Markets are taking a breather. To paraphrase Yogi, the attempted overhaul of U.S. federal taxation ain’t done until it’s done, and uncertainty over whether a plan will be approved next week, the content of such a deal and its likely economic effects has caused investors to pause from their earlier euphoria.

The dollar shows losses overnight of 0.5% against the kiwi, 0.3% versus the yen, 0.2% relative to the loonie and 0.1% against the euro. Sterling is an exception, falling 0.4% against the dollar on fresh concerns about the Brexit talks.

But the softer pound has lifted the U.K. stock market in an otherwise mostly down day for share prices. Equities fell 1.6% in Hong Kong, 0.8% in China, 0.6% in Japan, 0.5% in South Korea, 0.6% in Singapore, 0.4% in Taiwan and 0.2% in Australia. There have also so far been declines of 0.6% in Italy, 0.4% in France, 0.3% in Spain and 0.2% in Germany.

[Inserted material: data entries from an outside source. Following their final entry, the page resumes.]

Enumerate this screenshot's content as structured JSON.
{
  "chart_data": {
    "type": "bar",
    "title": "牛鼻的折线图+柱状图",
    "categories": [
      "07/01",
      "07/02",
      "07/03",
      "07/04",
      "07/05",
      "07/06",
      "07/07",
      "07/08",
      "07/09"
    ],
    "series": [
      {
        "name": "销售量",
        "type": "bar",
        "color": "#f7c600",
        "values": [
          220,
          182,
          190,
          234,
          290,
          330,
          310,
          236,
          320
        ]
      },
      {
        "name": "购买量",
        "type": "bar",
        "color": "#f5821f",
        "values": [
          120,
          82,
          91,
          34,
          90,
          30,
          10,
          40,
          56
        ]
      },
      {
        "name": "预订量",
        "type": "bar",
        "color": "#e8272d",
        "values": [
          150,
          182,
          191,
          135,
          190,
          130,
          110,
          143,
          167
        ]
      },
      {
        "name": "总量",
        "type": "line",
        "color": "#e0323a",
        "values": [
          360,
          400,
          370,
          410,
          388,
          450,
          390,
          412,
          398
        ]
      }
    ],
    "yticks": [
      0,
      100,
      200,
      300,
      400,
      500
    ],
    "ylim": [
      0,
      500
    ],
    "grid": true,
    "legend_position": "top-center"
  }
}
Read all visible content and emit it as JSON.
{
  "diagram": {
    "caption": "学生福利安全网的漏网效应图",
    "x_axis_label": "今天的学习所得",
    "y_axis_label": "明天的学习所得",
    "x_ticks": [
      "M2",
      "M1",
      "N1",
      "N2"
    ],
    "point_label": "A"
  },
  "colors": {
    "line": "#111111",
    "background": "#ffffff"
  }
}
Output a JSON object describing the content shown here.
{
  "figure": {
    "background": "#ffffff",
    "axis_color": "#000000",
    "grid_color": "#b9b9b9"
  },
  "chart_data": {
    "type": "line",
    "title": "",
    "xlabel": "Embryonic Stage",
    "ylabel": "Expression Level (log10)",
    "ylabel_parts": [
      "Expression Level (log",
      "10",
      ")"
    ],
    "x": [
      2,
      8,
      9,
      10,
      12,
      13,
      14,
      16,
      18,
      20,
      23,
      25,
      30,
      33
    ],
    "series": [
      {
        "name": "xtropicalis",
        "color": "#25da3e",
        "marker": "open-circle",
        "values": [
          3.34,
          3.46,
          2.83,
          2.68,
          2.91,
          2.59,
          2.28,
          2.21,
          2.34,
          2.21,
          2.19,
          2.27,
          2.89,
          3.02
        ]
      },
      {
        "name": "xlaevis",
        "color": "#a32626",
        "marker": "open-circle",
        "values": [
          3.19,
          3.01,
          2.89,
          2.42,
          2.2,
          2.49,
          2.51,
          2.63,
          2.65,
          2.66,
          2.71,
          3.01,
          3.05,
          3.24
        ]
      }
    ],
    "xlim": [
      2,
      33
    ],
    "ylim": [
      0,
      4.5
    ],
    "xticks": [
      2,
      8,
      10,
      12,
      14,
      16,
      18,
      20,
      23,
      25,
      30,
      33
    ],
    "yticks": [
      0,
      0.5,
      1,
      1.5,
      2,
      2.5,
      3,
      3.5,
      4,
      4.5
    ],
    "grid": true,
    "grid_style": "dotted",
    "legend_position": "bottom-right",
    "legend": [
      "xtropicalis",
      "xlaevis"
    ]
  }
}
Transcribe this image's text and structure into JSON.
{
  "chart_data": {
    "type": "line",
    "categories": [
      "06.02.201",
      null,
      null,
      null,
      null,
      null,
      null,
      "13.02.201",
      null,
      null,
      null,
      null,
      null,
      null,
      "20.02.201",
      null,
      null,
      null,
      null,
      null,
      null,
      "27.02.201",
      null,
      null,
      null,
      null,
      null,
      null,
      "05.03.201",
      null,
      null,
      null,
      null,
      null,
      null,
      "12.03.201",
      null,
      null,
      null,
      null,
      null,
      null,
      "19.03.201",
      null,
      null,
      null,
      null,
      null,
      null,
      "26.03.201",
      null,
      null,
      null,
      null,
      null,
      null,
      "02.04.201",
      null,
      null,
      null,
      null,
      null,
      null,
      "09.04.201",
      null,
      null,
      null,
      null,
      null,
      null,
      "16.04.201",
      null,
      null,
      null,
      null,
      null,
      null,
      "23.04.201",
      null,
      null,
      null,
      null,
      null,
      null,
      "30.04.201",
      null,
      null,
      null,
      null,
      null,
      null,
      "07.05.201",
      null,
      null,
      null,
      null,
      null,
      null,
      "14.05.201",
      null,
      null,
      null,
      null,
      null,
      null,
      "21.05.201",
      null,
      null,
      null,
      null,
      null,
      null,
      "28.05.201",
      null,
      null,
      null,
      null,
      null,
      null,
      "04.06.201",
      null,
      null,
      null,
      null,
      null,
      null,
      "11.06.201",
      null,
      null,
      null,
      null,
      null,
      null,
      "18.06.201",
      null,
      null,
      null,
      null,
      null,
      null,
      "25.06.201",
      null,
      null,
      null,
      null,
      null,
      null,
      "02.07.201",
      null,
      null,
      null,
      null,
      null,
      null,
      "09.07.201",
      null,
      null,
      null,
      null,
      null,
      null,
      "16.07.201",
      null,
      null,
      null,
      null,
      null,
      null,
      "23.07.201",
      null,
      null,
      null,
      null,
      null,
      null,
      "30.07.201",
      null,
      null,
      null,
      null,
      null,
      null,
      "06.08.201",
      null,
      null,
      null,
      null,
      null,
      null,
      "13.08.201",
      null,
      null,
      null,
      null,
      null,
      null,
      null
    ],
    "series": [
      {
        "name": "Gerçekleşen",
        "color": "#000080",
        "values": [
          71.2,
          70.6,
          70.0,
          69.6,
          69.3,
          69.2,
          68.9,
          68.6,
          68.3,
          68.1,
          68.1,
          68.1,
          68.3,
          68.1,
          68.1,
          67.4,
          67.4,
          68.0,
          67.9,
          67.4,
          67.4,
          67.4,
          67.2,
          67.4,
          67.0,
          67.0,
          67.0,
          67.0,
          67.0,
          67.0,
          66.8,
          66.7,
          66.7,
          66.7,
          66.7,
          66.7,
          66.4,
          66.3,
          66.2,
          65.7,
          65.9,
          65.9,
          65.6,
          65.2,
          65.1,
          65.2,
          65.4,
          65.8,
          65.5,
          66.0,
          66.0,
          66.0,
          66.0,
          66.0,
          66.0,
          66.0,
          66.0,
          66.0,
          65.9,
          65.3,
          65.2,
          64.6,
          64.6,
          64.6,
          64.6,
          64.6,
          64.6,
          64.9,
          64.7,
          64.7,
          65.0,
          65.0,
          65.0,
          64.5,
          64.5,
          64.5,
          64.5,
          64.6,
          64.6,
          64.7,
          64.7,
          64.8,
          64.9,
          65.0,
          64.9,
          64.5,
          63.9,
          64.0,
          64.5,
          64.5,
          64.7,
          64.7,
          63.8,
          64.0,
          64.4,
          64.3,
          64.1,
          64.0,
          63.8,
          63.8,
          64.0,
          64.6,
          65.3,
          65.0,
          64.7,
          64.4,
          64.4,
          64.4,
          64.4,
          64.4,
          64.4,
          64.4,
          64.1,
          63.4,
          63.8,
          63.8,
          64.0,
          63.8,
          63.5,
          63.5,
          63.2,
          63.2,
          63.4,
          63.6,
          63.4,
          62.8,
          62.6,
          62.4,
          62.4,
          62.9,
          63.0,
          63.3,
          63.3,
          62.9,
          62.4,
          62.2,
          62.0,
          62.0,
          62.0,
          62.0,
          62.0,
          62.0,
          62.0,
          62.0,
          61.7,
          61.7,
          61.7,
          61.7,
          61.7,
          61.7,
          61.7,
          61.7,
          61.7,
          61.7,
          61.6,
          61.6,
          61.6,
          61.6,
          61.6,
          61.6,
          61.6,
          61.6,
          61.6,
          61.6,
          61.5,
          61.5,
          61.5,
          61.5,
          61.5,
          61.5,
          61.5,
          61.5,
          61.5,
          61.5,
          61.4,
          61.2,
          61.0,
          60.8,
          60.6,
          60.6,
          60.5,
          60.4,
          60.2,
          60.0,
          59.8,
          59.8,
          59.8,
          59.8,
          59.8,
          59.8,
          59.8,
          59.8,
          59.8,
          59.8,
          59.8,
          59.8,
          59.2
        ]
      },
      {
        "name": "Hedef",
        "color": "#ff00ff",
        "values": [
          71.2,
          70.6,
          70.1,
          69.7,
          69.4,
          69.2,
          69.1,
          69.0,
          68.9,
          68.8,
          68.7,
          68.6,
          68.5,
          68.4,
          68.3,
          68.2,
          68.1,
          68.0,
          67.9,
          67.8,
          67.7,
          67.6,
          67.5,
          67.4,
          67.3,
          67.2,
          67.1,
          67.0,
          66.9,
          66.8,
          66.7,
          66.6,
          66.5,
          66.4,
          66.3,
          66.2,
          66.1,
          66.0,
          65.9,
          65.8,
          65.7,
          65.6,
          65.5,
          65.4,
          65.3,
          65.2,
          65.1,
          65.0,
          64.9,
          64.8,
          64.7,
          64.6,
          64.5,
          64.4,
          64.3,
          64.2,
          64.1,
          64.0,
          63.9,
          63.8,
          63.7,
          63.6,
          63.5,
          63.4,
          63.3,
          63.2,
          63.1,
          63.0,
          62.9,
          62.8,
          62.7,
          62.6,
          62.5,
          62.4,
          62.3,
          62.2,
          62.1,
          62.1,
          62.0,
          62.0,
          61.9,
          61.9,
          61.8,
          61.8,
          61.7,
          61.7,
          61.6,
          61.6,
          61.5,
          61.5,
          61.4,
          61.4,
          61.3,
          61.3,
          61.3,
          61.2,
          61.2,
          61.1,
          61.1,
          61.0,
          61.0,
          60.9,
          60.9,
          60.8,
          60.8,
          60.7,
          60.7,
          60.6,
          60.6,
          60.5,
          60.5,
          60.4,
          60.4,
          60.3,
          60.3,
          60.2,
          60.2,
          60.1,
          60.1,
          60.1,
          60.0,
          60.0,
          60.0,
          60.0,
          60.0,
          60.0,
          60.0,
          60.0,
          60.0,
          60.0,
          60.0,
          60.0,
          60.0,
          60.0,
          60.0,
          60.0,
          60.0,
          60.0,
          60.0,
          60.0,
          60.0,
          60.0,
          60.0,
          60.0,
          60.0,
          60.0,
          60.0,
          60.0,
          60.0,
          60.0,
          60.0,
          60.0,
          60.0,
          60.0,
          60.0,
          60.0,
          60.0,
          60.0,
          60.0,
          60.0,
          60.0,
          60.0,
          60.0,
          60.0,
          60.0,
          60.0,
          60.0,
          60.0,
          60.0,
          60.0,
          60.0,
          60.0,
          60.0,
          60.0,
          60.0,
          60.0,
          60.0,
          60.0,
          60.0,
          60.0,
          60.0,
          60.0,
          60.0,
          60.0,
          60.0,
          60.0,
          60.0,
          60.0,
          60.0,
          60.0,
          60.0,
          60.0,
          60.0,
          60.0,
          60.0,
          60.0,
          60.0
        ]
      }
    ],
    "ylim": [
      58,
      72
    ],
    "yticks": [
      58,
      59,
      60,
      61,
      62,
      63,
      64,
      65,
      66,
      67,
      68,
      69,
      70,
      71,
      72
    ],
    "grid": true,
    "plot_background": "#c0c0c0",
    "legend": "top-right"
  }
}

Ten-year sovereign debt yields slipped 3 basis points in the U.K. and a basis point each in Japan and Germany.

U.S. industrial production data get released shortly. The biggest overnight data release was the Bank of Japan’s quarterly corporate Tankan Survey, which showed significantly better conditions across all categories of firms than had been expected as 2017 draws to a close. Planned capital investment has been revised upward along with expected sales and profits. The one fly in the ointment is that conditions are expected to weaken in the first quarter of 2018.

The Bank of Russia cut its key rate by 50 basis points to 7.75%. The drop was larger than forecast and brings cumulative declines in 2017 to 225 basis points. Officials signal the possibility of further cuts in the first half of next year.

The National Bank of Ukraine, in contrast, lifted its policy interest rate by another full percentage point to 14.5%, following up on a similar move made in October. Much higher than assumed inflation of 13% overall and 8.6% on core items could force even more restraint to be undertaken in 2018.

The Bank of Mexico also tightened because of rising inflation, lifting its policy interest rate to 7.25% from 7%. An earlier rate increase occurred last May.

Central banks in Chile and Peru kept existing monetary policy stances unchanged at their last scheduled reviews of 2017.

New Zealand’s manufacturing purchasing managers index rose 0.4 points to a 3-month high of 57.7.

Irish GDP leaped 4.2% last quarter, posting a 10.5% advance from a year earlier. There was a big current account surplus in the quarter.